Yönetmen Ahmet Toğaç’ın ikinci kısa filmi olan Aç Açına filmini babaları için doğum günü partisi organize eden iki küçük çocuğun gözünden izledik. Umut ve sevinçle başlayan ancak beklenmedik bir şekilde tatsızlığa dönüşen hikâyede özellikle lunapark sahnelerindeki çarpıcı görüntüler filmin dramatik yönünü güçlendirmiş. Ahmet Toğaç, filmde çocukların gözünden aile içindeki dinamikleri, beklentileri ve hayal kırıklıklarını aktarırken, izleyiciye derin bir empati kurma fırsatı sunmuş. Günlük hayatın sıradan bir anından yola çıkarak, alt metinde günümüzün toplumsal gerçeklerine dokunan Aç Açına, duygu yüklü anlatımı ve gerçekçi sinematografisiyle dikkat çeken bir yapım olarak öne çıkıyor. Yönetmen Ahmet Toğaç gösterimde bizlerleydi ve film sonunda soru cevap bölümünde izleyicilerimizin sorularını yanıtlayarak festivalimize katkı sağladı.

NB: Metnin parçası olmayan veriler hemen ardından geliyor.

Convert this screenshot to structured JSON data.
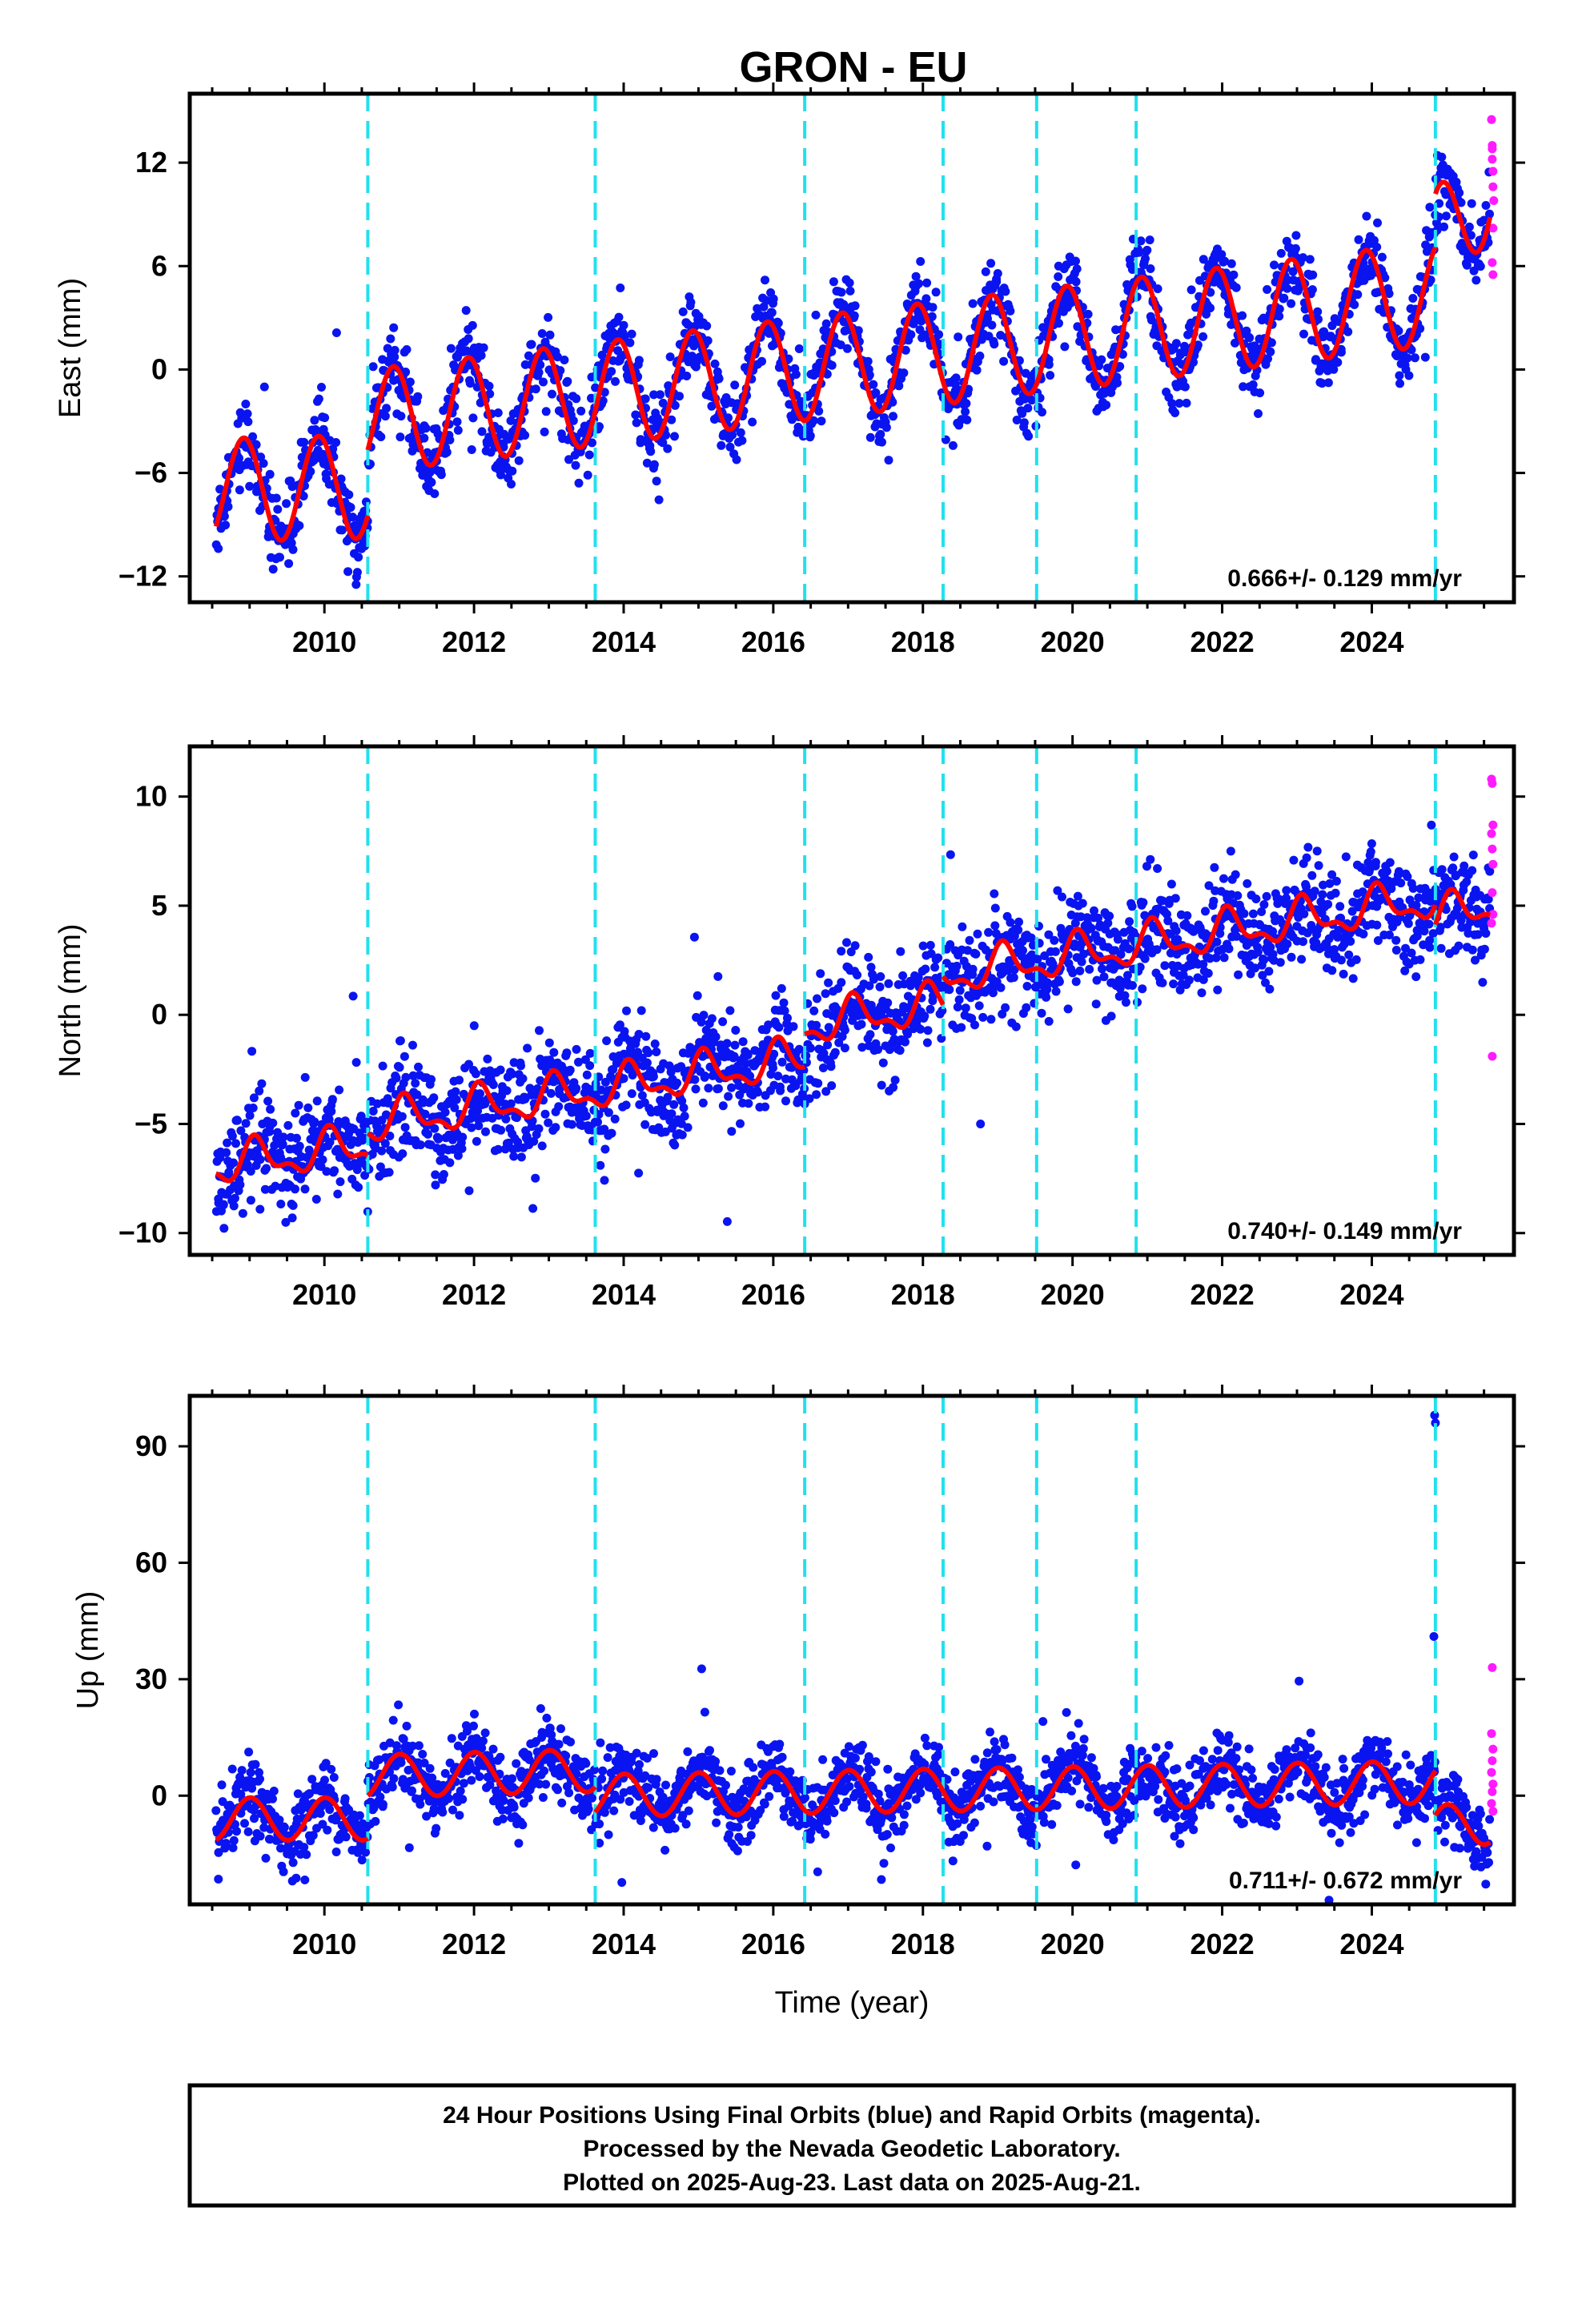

10-16 Mart 2025 tarihleri arasındaki festival boyunca hem ulusal yarışma kısa film ve belgesellerin hem de uluslararası kısa filmlerin, sinema sanatının farklı anlatım biçimleriyle hayatlarımıza dokunduğuna şahit olduk. Bu kadar kısa zamanda tam 92 film izledik. Gösterim sonrası filmler üzerine konuştuk, düşündük, tartıştık etkisinden çıkamadık. Katkı sağlayan tüm yönetmenlere, oyunculara film ekiplerine ve izleyicilere teşekkür ederiz!
IŞIL YAMAN
İFSAK Sinema Birimi Koordinatörü Işıl Yaman, Yıldız Teknik Üniversitesi Mimarlık Bölümü’nden mezundur. Yüksek lisansını İstanbul Bilgi Üniversitesi Mimarlık Tarihi, Teorisi ve Eleştirisi programında tamamlamış ve 2015-2023 yılları arasında Yıldız Teknik Üniversitesi Mimarlık Bölümü’nde Mimari Tasarım derslerinde yarı zamanlı öğretim görevlisi olarak görev yapmıştır. YTÜ Sanat ve Tasarım Doktora Programı’nda öğrenimine devam etmektedir. 2009 yılından beri İFSAK üyesidir.